To build set-associative caches and to implement the LRU replacement policy described above, you should use the two routines, delete and insert, provided in the cache.c module. delete removes an item from a linked list, and insert inserts an item at the head of a linked list.
1.3 Validation
In Section 2, you will use your cache simulator to analyze the characteristics and performance of various cache configurations on the traces that we have provided for you. Before doing this, it is important to validate the accuracy of your cache simulator.
You should now have a cache simulator that can be configured (for total size, block size, uni- fied versus split, associativity, write-through versus write-back, and write-allocate versus write-no- allocate). Furthermore, this simulator should be verified against the sample cache statistics that we have given you. (If you don’t have such a cache simulator, do not attempt this portion of the assignment until you do).
2 Performance Evaluation
2.1 Working Set Characterization
In this performance evaluation exercise, you will characterize the working set size of the three sample traces given.
Using your cache simulator, plot the hit rate of the cache as a function of cache size. Start with a cache size of 4 bytes, and increase the size (each time by a factor of 2) until the hit rate remains insensitive to cache size. Use a split cache organization so that you can separately characterize the behavior of instruction and data references (i.e., you will have two plots per sample trace–one for instructions, and one for data).
2.2 Impact of Block Size
Answer the following questions:
- Explain why the hit rate vs. block size plot has the shape that it does. In particular, explain the relevance of spatial locality to the shape of this curve.
- What is the optimal block size (consider instruction and data references separately) for each trace?
- Is the optimal block size for instruction and data references different? What does this tell you about the nature of instruction references versus data references?
2.3 Impact of Associativity
Set your cache simulator for a split I- D-cache organization, each of size 8 K-bytes. Set the block size to 128 bytes, use a write-back cache, and use a write-allocate policy. Plot the hit rate of the cache as a function of associativity. Vary the associativity between 1 and 64, in powers of 2. Do this for the three traces, and make a separate plot for instruction and data references.
2.4 Explain why the hit rate vs. associativity plot has the shape that it does.
Is there a difference between the plots for instruction and data references?
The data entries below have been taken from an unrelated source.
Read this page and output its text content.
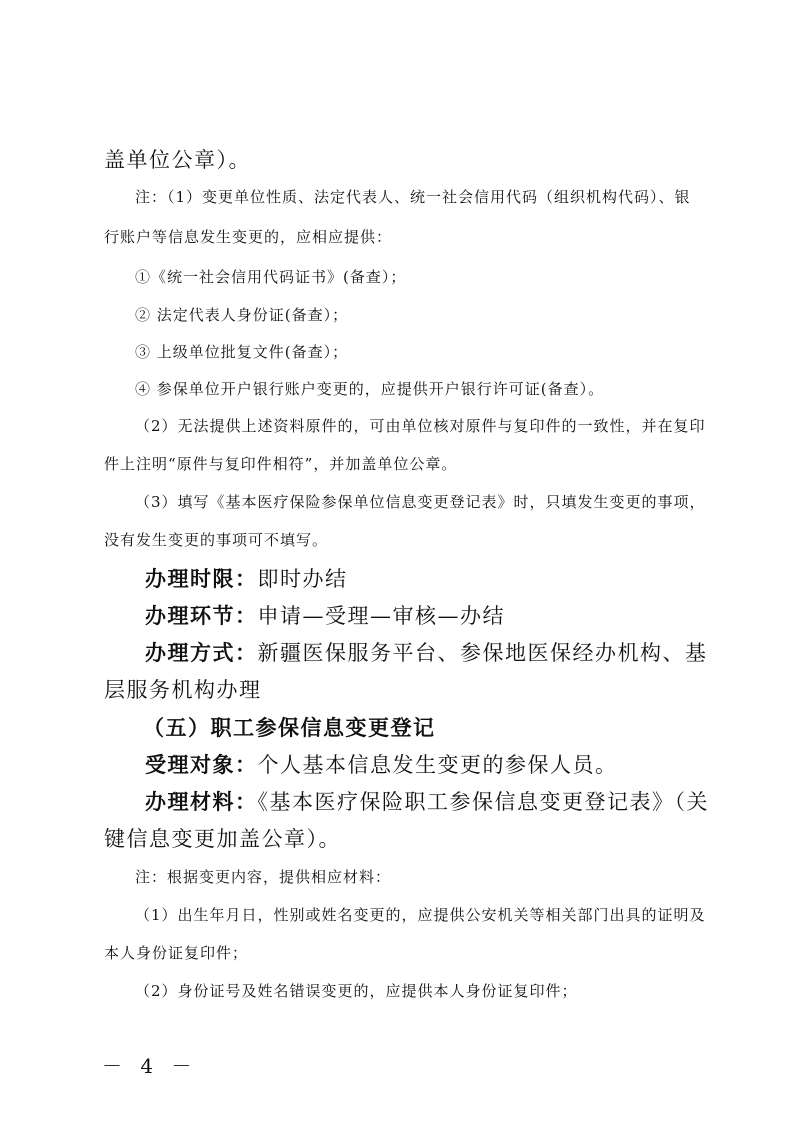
盖单位公章）。
注：（1）变更单位性质、法定代表人、统一社会信用代码（组织机构代码）、银
行账户等信息发生变更的，应相应提供：
①《统一社会信用代码证书》(备查）；
② 法定代表人身份证(备查）；
③ 上级单位批复文件(备查）；
④ 参保单位开户银行账户变更的，应提供开户银行许可证(备查）。
（2）无法提供上述资料原件的，可由单位核对原件与复印件的一致性，并在复印
件上注明“原件与复印件相符”，并加盖单位公章。
（3）填写《基本医疗保险参保单位信息变更登记表》时，只填发生变更的事项，
没有发生变更的事项可不填写。
办理时限：即时办结
办理环节：申请—受理—审核—办结
办理方式：新疆医保服务平台、参保地医保经办机构、基
层服务机构办理
（五）职工参保信息变更登记
受理对象：个人基本信息发生变更的参保人员。
办理材料：《基本医疗保险职工参保信息变更登记表》（关
键信息变更加盖公章）。
注：根据变更内容，提供相应材料：
（1）出生年月日，性别或姓名变更的，应提供公安机关等相关部门出具的证明及
本人身份证复印件；
（2）身份证号及姓名错误变更的，应提供本人身份证复印件；
－ 4 －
What does this tell you about the difference in impact of associativity on instruction versus data references?
Memory Bandwidth
Answer the following questions:
Using your cache simulator, compare the total memory traffic generated by a write-through versus write-back cache. Use a split I- D-cache organization. Simulate a couple of reasonable cache sizes (such as 8 K-bytes and 16 K-bytes), reasonable block sizes (such as 64 and 128 bytes), and reasonable associativities (such as 2 and 4). For now, use a write-no-allocate policy. Run 4 or 5 different simulations total.
Answer the following questions:
- Which cache has the smaller memory traffic, the write-through cache or the write-back cache? Why?
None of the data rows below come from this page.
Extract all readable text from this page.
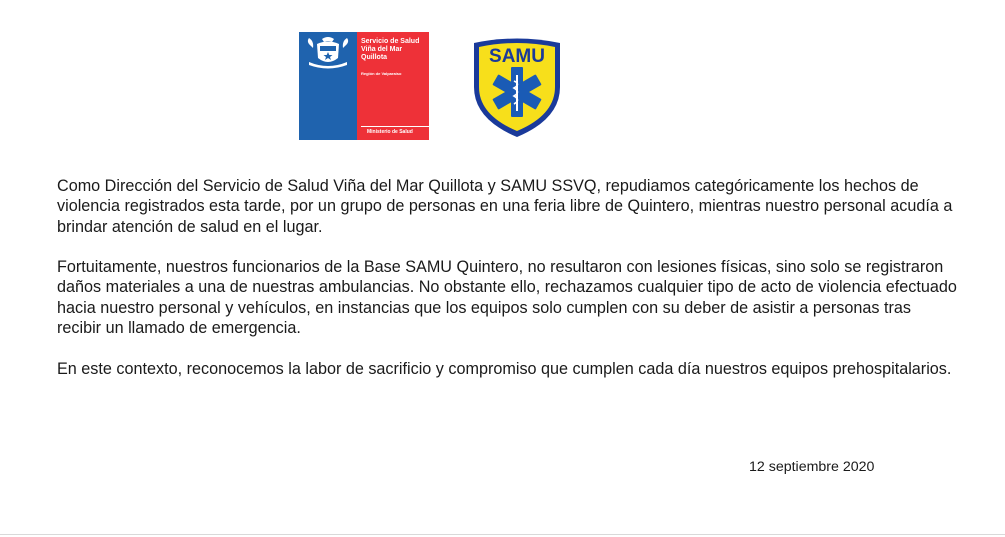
Servicio de Salud
Viña del Mar
Quillota
Región de Valparaíso
Ministerio de Salud
SAMU

Como Dirección del Servicio de Salud Viña del Mar Quillota y SAMU SSVQ, repudiamos categóricamente los hechos de violencia registrados esta tarde, por un grupo de personas en una feria libre de Quintero, mientras nuestro personal acudía a brindar atención de salud en el lugar.

Fortuitamente, nuestros funcionarios de la Base SAMU Quintero, no resultaron con lesiones físicas, sino solo se registraron daños materiales a una de nuestras ambulancias. No obstante ello, rechazamos cualquier tipo de acto de violencia efectuado hacia nuestro personal y vehículos, en instancias que los equipos solo cumplen con su deber de asistir a personas tras recibir un llamado de emergencia.

En este contexto, reconocemos la labor de sacrificio y compromiso que cumplen cada día nuestros equipos prehospitalarios.

12 septiembre 2020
- Is there any scenario under which your answer to the question above would flip? Explain.
Now use the same parameters, but fix the policy to write-back. Perform the same experiment, but this time compare the write-allocate and write-no-allocate policies.
Answer the following questions:
- Which cache has the smaller memory traffic, the write-allocate or the write-no-allocate cache? Why?
- Is there any scenario under which your answer to the question above would flip? Explain.